Lilies (2007)

 

Reviewer: Charity Bishop

 

For whatever reason, I had heard of this production but did not bother to watch it until I ran across it one afternoon on Netflix. It follows the lives of three sisters in the early nineteen hundreds as they experience the pains and triumphs of love, and struggle to find their way in a changing world, but while its characters are memorable, sometimes the raw grittiness got to me.

 

Several years after the death of his wife, Dada Moss (Brian McCardie) still struggles to overcome the loss, but is blessed with three fiery girls:  the gentle-hearted, reliable Iris (Catherine Tyldesley) who makes her living making and boxing up ladies' chocolates, the hot-tempered and ambitious May (Leanne Rowe) who dreams of becoming "a film star," and the level-headed, somewhat blunt but purpose-driven Ruby (Kerrie Hayes), who has decided to sell corsets for a living. She wastes no time in selling all her neighbors the merits of these new stays, while May serves at the household of the wealthy Brazendales, and Iris tries to keep their father's furious temper under check.

 

Their brother Billy (Daniel Rigby) is back from the war with PTSD and terrible nightmares.
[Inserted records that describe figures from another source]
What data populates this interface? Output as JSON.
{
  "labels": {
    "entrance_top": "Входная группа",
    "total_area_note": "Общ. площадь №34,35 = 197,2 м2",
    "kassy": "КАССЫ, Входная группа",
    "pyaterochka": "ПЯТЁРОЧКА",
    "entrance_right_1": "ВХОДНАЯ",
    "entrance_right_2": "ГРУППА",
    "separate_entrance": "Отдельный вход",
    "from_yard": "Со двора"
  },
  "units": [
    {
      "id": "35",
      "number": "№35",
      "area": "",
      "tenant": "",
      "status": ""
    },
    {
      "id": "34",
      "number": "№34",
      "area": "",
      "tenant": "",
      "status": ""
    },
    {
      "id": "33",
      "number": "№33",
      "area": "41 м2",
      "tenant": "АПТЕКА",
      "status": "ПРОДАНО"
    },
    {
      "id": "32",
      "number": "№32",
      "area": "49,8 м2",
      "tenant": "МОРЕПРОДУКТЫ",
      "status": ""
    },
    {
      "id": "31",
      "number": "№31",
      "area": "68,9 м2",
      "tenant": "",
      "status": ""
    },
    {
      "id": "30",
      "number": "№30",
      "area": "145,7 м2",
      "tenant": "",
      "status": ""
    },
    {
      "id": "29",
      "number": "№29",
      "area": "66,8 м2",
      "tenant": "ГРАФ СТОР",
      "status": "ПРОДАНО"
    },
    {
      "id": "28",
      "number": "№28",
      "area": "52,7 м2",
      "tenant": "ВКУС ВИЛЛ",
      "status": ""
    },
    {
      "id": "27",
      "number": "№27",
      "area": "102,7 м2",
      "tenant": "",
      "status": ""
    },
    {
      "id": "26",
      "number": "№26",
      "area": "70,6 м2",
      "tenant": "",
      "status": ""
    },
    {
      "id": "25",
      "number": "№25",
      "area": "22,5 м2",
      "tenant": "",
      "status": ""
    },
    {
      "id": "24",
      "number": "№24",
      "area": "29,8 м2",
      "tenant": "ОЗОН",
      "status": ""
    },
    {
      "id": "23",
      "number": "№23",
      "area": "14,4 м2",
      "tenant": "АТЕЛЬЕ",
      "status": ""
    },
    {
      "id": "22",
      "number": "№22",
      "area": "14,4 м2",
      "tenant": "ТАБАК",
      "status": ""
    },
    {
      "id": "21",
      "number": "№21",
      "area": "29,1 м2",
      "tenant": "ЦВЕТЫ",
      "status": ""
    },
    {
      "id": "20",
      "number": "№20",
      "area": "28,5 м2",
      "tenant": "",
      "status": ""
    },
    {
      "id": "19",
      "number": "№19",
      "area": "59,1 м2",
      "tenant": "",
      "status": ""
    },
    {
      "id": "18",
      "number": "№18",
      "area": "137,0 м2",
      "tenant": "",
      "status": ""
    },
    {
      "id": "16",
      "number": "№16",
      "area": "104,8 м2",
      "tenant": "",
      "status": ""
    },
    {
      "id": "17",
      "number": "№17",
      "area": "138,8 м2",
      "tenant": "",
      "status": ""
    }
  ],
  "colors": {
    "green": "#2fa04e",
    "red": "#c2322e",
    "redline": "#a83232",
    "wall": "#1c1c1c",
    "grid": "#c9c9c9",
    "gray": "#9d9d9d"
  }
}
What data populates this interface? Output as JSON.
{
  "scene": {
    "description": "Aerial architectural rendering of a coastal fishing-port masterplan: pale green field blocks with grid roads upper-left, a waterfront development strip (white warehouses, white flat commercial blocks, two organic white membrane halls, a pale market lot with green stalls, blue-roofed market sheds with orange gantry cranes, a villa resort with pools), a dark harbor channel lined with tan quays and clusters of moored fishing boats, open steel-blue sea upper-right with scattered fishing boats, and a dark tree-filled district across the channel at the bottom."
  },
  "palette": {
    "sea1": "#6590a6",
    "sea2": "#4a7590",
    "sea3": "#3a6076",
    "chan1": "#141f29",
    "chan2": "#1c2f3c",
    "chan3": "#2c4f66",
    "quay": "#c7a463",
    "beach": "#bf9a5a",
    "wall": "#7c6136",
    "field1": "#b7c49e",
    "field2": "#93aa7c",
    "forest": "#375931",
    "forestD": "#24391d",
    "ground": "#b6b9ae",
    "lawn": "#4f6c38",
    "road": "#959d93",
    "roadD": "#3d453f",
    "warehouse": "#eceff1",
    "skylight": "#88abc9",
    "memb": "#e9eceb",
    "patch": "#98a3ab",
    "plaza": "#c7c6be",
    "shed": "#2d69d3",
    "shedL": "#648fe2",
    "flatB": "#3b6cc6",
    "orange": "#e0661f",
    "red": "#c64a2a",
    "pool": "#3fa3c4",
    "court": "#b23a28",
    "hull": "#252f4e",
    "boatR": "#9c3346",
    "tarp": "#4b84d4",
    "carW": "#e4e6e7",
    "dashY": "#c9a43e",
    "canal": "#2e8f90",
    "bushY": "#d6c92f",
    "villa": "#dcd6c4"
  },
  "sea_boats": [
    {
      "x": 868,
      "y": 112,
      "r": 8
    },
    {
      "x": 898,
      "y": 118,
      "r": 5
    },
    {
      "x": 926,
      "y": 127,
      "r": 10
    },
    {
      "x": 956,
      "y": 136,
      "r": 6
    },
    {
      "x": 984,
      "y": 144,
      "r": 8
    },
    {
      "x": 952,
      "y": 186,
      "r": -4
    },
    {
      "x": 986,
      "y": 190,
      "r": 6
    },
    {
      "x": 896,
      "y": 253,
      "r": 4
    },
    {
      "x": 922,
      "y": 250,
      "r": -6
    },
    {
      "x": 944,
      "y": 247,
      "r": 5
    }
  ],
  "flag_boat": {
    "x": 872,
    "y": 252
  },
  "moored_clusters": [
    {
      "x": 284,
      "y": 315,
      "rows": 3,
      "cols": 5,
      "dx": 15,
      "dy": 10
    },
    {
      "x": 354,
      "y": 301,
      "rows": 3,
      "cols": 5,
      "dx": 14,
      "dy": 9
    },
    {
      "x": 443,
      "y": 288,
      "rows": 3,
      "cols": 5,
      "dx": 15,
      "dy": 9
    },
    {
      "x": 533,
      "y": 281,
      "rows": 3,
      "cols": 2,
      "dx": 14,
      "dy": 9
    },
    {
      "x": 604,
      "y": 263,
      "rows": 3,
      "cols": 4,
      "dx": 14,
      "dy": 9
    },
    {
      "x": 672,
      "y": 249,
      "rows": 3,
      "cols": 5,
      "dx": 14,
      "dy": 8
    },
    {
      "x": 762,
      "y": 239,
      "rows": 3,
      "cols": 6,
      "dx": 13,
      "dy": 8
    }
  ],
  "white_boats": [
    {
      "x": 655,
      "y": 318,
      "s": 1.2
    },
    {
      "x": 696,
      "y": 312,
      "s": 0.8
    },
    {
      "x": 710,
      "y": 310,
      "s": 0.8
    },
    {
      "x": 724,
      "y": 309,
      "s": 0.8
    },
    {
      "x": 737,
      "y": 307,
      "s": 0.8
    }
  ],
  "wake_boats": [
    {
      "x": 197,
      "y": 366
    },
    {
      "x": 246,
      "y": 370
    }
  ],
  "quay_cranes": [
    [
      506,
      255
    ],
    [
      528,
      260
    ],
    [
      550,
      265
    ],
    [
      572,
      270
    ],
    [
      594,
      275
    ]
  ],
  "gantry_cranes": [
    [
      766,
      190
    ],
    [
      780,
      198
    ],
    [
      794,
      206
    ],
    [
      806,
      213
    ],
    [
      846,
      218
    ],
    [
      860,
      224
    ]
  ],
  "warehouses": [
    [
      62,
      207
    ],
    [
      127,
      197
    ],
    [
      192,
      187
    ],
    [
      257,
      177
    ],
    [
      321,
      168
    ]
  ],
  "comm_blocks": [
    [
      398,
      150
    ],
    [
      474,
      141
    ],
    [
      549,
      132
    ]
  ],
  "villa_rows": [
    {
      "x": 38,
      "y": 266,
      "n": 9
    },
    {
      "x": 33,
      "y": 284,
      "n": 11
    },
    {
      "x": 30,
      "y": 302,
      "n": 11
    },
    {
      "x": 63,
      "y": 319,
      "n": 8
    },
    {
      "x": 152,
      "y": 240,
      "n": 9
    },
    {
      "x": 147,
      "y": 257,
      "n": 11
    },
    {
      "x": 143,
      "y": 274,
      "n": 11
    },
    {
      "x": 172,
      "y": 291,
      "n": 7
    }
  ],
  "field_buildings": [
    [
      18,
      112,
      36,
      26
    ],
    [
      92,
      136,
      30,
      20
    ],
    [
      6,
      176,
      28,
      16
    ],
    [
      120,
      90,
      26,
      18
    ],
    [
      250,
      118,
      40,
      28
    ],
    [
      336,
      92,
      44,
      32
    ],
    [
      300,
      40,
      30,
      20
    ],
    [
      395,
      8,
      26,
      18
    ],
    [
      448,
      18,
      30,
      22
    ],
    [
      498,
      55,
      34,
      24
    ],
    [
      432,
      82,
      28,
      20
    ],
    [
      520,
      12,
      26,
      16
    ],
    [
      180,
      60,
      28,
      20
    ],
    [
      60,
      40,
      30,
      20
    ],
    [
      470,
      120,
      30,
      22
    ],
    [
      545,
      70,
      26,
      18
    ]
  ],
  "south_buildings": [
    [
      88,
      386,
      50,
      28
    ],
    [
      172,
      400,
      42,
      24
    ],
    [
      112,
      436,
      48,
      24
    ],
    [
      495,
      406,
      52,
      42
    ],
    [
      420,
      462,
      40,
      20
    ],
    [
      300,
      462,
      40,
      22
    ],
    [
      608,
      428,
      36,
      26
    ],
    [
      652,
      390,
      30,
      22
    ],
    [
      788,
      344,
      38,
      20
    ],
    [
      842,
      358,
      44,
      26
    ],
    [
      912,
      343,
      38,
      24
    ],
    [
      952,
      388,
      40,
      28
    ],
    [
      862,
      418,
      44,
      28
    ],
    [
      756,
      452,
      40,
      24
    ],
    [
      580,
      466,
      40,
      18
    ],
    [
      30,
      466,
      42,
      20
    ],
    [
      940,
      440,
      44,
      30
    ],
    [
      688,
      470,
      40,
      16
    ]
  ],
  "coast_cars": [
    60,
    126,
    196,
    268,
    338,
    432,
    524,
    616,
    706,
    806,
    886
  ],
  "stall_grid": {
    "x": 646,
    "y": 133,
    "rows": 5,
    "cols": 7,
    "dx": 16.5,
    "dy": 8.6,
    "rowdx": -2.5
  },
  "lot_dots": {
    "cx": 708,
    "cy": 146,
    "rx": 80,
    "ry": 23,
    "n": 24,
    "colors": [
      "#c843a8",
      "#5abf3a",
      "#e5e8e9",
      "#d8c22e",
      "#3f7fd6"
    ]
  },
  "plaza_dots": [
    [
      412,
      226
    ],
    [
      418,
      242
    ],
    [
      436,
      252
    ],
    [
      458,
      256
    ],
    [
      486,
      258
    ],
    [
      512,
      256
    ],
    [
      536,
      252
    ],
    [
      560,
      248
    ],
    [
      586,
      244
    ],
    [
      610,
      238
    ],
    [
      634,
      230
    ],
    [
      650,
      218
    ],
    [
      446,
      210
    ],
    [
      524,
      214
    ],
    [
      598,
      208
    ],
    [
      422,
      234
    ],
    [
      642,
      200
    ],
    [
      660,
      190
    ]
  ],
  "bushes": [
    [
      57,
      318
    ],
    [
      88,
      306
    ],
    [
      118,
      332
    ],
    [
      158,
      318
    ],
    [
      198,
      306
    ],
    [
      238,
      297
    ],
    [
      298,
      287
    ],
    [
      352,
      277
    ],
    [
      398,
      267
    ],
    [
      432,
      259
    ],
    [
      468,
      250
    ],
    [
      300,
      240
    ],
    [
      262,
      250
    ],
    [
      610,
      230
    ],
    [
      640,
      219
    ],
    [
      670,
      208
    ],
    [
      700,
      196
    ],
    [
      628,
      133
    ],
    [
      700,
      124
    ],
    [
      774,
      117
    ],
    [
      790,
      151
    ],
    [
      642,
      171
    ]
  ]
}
He refuses to set foot on board another ship, which means their income is limited. But as he faces his fears -- and a man from his past -- the sisters forge through their own challenges: Iris falls in love with a charming local magician who steals her heart, May becomes romantically entangled with her employer's husband, and Ruby tries out "modern ideas" with a group who may not have her best interests in mind.

 

Everything about this series is top drawer, from the writing to the characterization to the costumes. The BBC is no slouch when it comes to quality entertainment. I just wish it had been a little less... dark. The implied animal violence bothered me a lot, as did the unnecessary occasional nudity, and I felt nothing but total hatred for their self-serving, self-absorbed, emotionally stinted father, particularly in the episode where he takes his belt to all of them. By that point, there was nothing in me that wanted to see him "reunited" with his family, so his eventual restoration to the household sickened me (he's not going to change; so instead of a happy ending, these girls have a violent, abusive man back in their life). It may be realistic, but it's not that fun to watch, especially when a recent episode before the event tried to spark my sympathy in him losing a new potential wife because of his daughter's objections to replacing their mother (she may have had her heart broken, but she's better off without someone who might beat her if he gets mad). 

 

However, and this is a major point in its favor, the series has one of the best, most optimistic, fair-minded representations of a man of the Church that I have seen in a long time. Father Melia (Scot Williams) is a gentle, generous, good-natured, compassionate, honestly good man, always there with a compassionate word or shared truth. He swiftly became my favorite character and never once fell from grace. I'm so used to Catholic priests being predatory, condescending, or hypocritically pious that it struck me as strangely wonderful until I found out Heidi Thomas, authoress of the extremely popular, compassionate-to-faith Call the Midwife, was involved. The acting is also absolutely stupendous. The characters make mistakes, and run a gamut of emotion, and I was engaged every step of the way. There are a lot of interesting twists and a few unexpected turns, but since a lot of the domestic violence turned my stomach, I doubt I will ever watch it a second time.

 

     
Sexual Content:
One graphic sexual encounter (movement, sounds); one implied homosexual sexual encounter (with backside nudity, kissing, a morning after scene); references to a previous homosexual encounter; two instances of male backside nudity; a child out of wedlock. A woman performs a saucy burlesque performance in a corset and bloomers. References to an adulterous affair / a man seducing a girl because his wife wants a child. Much is made over a man not being 'whole down there' after a war, and being unable to consummate his marriage.
 
Language:
Occasional profanities. A half dozen uses of "Christ!"
 
Violence:
Animal-related violence: a rabbit and snake are beheaded in separate episodes (below screen; the bunny spatters blood on bystanders). In the same bunny episode, a man buys and then slits their throats (off camera, the dead bunnies are shown in a box) and a man kills a rooster in a fit of rage, then skins and tries to sell it. We see a dog covered in blood after he was hit by a car. Human-related violence: a man engages in a fight for money, and has frequent violent tantrums. In one hard-to-watch scene, he takes off his belt and beats his daughters ruthlessly with it, while calling one of them a "whore." Four suicide attempts/considerations (a man gasses himself in an oven; a man begs another man to let him drown in the ocean; a woman considers throwing herself and her baby into the river; a woman slits both her wrists). Blood covers the floor / a woman's dress after she loses a baby. An extremely long, difficult birthing scene.

 
Other:
A woman tries to induce an abortion by drinking something she shouldn't. Various points of view are expressed by 'upper society' and 'lower street' individuals that scorn the Catholicism the girls practice; a man attends a séance where a woman communicates with his dead wife. A woman argues that a woman should have the right to abort her child and "have control over her own body."